Enxurrada de Pedras e Lama no Centro de Portalegre

Enxurrada de Pedras e Lama no Centro de Portalegre

Portalegre enfrentou um episódio de chuvas intensas que resultou em inundações significativas no coração da cidade, especialmente entre a Avenida de Santo António e o Rossio, levando consigo grandes volumes de água, pedras e detritos originários das encostas. Este fenômeno ocorreu nas primeiras horas da manhã de quinta-feira, dia 5, causando sérios danos materiais, incluindo a destruição de diversas viaturas, além de deixar três pessoas desalojadas. Apesar do cenário “caótico”, não há relato de vítimas.

O dia foi longo para a população de Portalegre, que despertou em meio a um verdadeiro caos. Por volta das 06h45, uma enxurrada de lama e pedras inundou a Avenida de Santo António, descendo posteriormente e afetando os acessos ao Hospital de Portalegre, enquanto a Avenida da Liberdade se transformou em um autêntico rio que desaguou no Rossio.

Conforme informado ao nosso jornal por uma fonte da Câmara Municipal, este episódio teve sua origem em um deslizamento na encosta do Miradouro, que causou o colapso de um muro de contenção e resultou no entupimento de um canal de uma ribeira, direcionando a água para a cidade e carregando terra e pedras.

A presidente da Câmara de Portalegre, Fermelinda Carvalho, que monitorou a situação desde o início, declarou ao nosso jornal que a ocorrência é de caráter excepcional. “Fomos confrontados com esta desgraça”, comentou, enfatizando que a força da água inundou áreas da cidade até a zona do Rossio.
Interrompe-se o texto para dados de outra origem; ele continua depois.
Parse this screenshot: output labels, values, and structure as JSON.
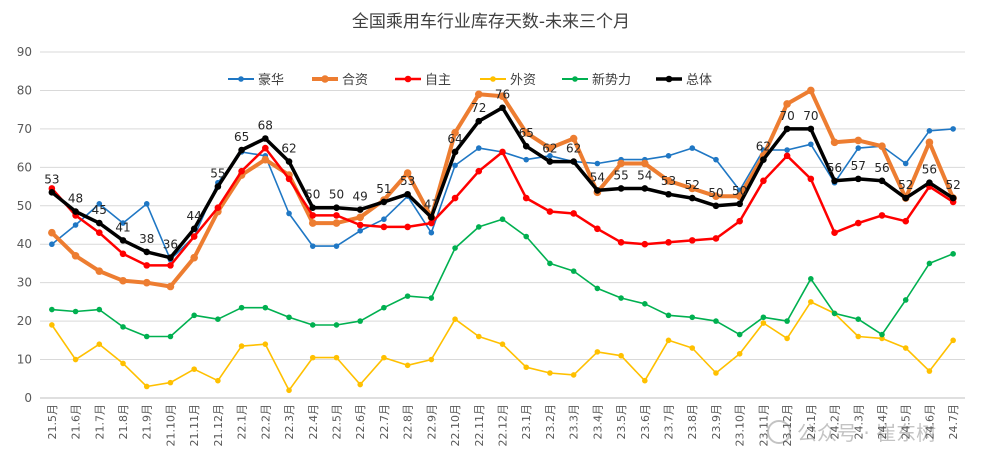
{
  "chart_data": {
    "type": "line",
    "title": "全国乘用车行业库存天数-未来三个月",
    "ylim": [
      0,
      90
    ],
    "yticks": [
      0,
      10,
      20,
      30,
      40,
      50,
      60,
      70,
      80,
      90
    ],
    "grid": "horizontal",
    "legend_position": "top",
    "categories": [
      "21.5月",
      "21.6月",
      "21.7月",
      "21.8月",
      "21.9月",
      "21.10月",
      "21.11月",
      "21.12月",
      "22.1月",
      "22.2月",
      "22.3月",
      "22.4月",
      "22.5月",
      "22.6月",
      "22.7月",
      "22.8月",
      "22.9月",
      "22.10月",
      "22.11月",
      "22.12月",
      "23.1月",
      "23.2月",
      "23.3月",
      "23.4月",
      "23.5月",
      "23.6月",
      "23.7月",
      "23.8月",
      "23.9月",
      "23.10月",
      "23.11月",
      "23.12月",
      "24.1月",
      "24.2月",
      "24.3月",
      "24.4月",
      "24.5月",
      "24.6月",
      "24.7月"
    ],
    "series": [
      {
        "name": "豪华",
        "color": "#1f77c4",
        "width": 1.6,
        "marker": 4,
        "values": [
          40,
          45,
          50.5,
          45.5,
          50.5,
          36,
          42,
          56,
          64,
          63,
          48,
          39.5,
          39.5,
          43.5,
          46.5,
          52.5,
          43,
          60.5,
          65,
          64,
          62,
          63,
          61.5,
          61,
          62,
          62,
          63,
          65,
          62,
          54,
          64.5,
          64.5,
          66,
          56,
          65,
          65.5,
          61,
          69.5,
          70
        ]
      },
      {
        "name": "合资",
        "color": "#ed7d31",
        "width": 4,
        "marker": 6,
        "values": [
          43,
          37,
          33,
          30.5,
          30,
          29,
          36.5,
          48.5,
          58,
          62,
          58,
          45.5,
          45.5,
          47,
          51.5,
          58.5,
          47,
          69,
          79,
          78.5,
          69,
          65,
          67.5,
          53.5,
          61,
          61,
          56.5,
          54.5,
          52.5,
          52.5,
          63,
          76.5,
          80,
          66.5,
          67,
          65.5,
          52,
          66.5,
          52
        ]
      },
      {
        "name": "自主",
        "color": "#ff0000",
        "width": 2.5,
        "marker": 5,
        "values": [
          54.5,
          47.5,
          43,
          37.5,
          34.5,
          34.5,
          42,
          49.5,
          59,
          65,
          57,
          47.5,
          47.5,
          45,
          44.5,
          44.5,
          45.5,
          52,
          59,
          64,
          52,
          48.5,
          48,
          44,
          40.5,
          40,
          40.5,
          41,
          41.5,
          46,
          56.5,
          63,
          57,
          43,
          45.5,
          47.5,
          46,
          55,
          51
        ]
      },
      {
        "name": "外资",
        "color": "#ffc000",
        "width": 1.6,
        "marker": 4,
        "values": [
          19,
          10,
          14,
          9,
          3,
          4,
          7.5,
          4.5,
          13.5,
          14,
          2,
          10.5,
          10.5,
          3.5,
          10.5,
          8.5,
          10,
          20.5,
          16,
          14,
          8,
          6.5,
          6,
          12,
          11,
          4.5,
          15,
          13,
          6.5,
          11.5,
          19.5,
          15.5,
          25,
          22,
          16,
          15.5,
          13,
          7,
          15
        ]
      },
      {
        "name": "新势力",
        "color": "#00b050",
        "width": 1.6,
        "marker": 4,
        "values": [
          23,
          22.5,
          23,
          18.5,
          16,
          16,
          21.5,
          20.5,
          23.5,
          23.5,
          21,
          19,
          19,
          20,
          23.5,
          26.5,
          26,
          39,
          44.5,
          46.5,
          42,
          35,
          33,
          28.5,
          26,
          24.5,
          21.5,
          21,
          20,
          16.5,
          21,
          20,
          31,
          22,
          20.5,
          16.5,
          25.5,
          35,
          37.5
        ]
      },
      {
        "name": "总体",
        "color": "#000000",
        "width": 3.5,
        "marker": 5,
        "values": [
          53.5,
          48.5,
          45.5,
          41,
          38,
          36.5,
          44,
          55,
          64.5,
          67.5,
          61.5,
          49.5,
          49.5,
          49,
          51,
          53,
          47,
          64,
          72,
          75.5,
          65.5,
          61.5,
          61.5,
          54,
          54.5,
          54.5,
          53,
          52,
          50,
          50.5,
          62,
          70,
          70,
          56.5,
          57,
          56.5,
          52,
          56,
          52
        ]
      }
    ],
    "data_labels": {
      "series": "总体",
      "values": [
        "53",
        "48",
        "45",
        "41",
        "38",
        "36",
        "44",
        "55",
        "65",
        "68",
        "62",
        "50",
        "50",
        "49",
        "51",
        "53",
        "47",
        "64",
        "72",
        "76",
        "65",
        "62",
        "62",
        "54",
        "55",
        "54",
        "53",
        "52",
        "50",
        "50",
        "62",
        "70",
        "70",
        "56",
        "57",
        "56",
        "52",
        "56",
        "52"
      ]
    }
  },
  "watermark": "公众号 · 崔东树"
}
O comandante Sub-regional de Emergência e Proteção Civil do Alto Alentejo, Rui Conchinha, também qualificou a situação como “inusitada”, vinculando-a a condições meteorológicas extraordinárias. A situação foi particularmente crítica nas redondezas do hospital.

Segundo o responsável, a prioridade inicial foi garantir que não havia pessoas em perigo. “Felizmente, devido ao horário em que ocorreu, durante a madrugada, não havia circulação de pessoas”, explicou, destacando que apenas danos materiais foram registrados, especialmente em veículos e infraestrutura.

Após a fase de emergência imediata, os esforços agora se concentram em restaurar a normalidade possível, um trabalho que continua em andamento, contando não só com as forças de segurança e a Proteção Civil, mas também com o apoio do Município e de militares do Regimento de Cavalaria nº 3 de Estremoz, além de empresas que rapidamente se ofereceram para ajudar nas operações de limpeza.